His strategy would therefore be to bolster the bank’s share price by reducing its perceived risk, and by extension its cost of capital.
More equity capital, meanwhile, is something UniCredit would most probably need to get the supervisory green light for a merger with Commerzbank. Doubling down on such an unprofitable banking sector may not help the attractiveness of its shares, says the analyst – but it could lower the perceived risk of its bonds, as it would help UniCredit downplay the extent to which it is a primarily Italian bank and therefore more subject to Italian sovereign risk.
Pan-European ambition
Despite his stated pessimism on common deposit insurance and European banking more generally, Mustier says policymakers can take steps to improve the eurozone’s banking framework.
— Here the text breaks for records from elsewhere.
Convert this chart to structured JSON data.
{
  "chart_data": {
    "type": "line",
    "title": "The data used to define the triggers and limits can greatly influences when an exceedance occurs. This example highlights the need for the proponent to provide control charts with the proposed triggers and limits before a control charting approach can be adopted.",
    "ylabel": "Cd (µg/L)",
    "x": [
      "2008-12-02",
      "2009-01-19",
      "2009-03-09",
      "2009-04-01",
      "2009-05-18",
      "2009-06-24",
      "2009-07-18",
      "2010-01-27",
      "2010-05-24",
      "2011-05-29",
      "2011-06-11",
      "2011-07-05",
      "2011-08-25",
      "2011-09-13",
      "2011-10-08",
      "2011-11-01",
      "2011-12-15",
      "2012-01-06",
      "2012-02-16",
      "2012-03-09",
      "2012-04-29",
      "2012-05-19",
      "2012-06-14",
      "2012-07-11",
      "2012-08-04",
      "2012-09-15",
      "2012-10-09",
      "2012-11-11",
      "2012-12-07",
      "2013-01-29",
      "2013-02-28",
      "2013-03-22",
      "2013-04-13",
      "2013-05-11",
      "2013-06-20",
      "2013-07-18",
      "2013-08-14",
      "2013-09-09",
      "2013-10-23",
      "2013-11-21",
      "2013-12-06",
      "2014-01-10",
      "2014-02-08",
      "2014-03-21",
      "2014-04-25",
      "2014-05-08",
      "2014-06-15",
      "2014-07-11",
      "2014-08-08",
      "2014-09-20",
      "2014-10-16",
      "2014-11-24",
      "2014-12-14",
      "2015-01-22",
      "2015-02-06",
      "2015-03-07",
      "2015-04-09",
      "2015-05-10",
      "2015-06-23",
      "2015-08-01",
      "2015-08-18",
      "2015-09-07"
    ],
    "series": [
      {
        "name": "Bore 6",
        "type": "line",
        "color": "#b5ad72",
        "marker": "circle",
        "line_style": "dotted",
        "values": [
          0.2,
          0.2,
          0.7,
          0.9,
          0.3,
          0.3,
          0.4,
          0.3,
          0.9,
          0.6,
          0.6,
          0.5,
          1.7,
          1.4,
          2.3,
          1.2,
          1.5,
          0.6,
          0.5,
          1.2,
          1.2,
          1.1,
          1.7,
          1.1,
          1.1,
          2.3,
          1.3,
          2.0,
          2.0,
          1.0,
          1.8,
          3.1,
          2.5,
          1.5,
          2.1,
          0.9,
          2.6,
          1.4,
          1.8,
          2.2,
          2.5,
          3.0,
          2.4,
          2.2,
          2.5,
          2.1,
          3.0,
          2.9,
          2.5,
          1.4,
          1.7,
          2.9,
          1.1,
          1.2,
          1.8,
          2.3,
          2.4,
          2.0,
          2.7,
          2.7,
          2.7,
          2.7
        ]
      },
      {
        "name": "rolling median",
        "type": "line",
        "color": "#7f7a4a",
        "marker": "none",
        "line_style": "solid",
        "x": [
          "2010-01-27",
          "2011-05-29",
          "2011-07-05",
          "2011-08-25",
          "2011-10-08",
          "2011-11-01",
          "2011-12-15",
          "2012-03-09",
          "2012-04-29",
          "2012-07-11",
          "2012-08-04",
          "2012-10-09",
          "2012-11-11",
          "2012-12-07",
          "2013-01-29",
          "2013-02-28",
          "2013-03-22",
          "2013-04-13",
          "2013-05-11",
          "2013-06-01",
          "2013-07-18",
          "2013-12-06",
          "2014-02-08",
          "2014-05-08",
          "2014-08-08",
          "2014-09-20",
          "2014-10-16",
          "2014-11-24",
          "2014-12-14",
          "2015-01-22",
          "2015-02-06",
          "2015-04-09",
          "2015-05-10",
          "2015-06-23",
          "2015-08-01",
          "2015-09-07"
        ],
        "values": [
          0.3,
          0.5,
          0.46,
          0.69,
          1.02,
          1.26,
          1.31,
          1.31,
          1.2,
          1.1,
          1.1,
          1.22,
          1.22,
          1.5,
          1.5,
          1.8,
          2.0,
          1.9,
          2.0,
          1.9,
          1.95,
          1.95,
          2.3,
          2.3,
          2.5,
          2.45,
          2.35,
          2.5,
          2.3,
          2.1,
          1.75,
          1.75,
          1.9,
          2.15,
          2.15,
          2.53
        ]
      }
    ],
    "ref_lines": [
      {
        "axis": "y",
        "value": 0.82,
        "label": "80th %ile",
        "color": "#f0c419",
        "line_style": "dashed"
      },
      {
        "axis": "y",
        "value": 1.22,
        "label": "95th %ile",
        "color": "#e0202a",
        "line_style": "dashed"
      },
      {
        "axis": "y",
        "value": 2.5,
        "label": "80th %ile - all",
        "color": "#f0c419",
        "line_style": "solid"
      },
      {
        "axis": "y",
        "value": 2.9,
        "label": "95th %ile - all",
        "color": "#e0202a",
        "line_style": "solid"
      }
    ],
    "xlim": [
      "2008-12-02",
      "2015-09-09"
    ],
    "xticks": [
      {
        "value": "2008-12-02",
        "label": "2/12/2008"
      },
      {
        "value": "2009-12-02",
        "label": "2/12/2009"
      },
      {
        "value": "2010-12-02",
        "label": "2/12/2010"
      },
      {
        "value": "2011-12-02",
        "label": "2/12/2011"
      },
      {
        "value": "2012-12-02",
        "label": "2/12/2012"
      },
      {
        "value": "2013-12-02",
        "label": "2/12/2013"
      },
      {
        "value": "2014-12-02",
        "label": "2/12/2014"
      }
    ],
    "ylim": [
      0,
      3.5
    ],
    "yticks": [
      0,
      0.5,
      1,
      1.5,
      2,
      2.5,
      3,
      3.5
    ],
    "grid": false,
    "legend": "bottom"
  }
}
Combating regulatory opacity and ironing out inconsistencies between national banking-sector rulebooks – together with taking steps to boost equity financing for European banks and borrowers – is vital, he says, as it would help bank investors look at the block as a whole.
He says: “The point is to create true a pan-European banking sector, a true pan-European insurance sector, so investors invest not in national financials, but in European financials. That changes the dynamic. Today investors look at German banks, Italian banks, or French banks, because the rules are not unified and transparent enough. In the US, investors see US banks, not Californian or New York banks.”
His views sync with calls for more transparency and consistency across Europe by the Single Supervisory Authority’s leadership, including its new head, Andrea Enria. The SSM’s board, however, is still primarily composed of national supervisors, rather than Frankfurt-based roles like the one held by Enria.
UniCredit’s $6 billion senior preferred debt issuance between December and January – all in dollars – highlights how much Mustier’s bank, like its peers, has to rely on US investors. Part of the reason is too much focus on issuers rather than investors in the EU’s banking union and capital markets union projects, according to the CEO. The cost for UniCredit is particularly high, with its December senior non-preferred coupon reaching 7.83%.
He concludes: “Investors in Europe need an understanding of the financial sector – banks and insurance companies. It needs transparency, and consistency between countries. Investors need to understand what the regulator wants and how things are going to evolve. The key focus for the banking sector is to make sure that we have uniform rules that can be effectively communicated to investors, so you can attract more funds into European financials.”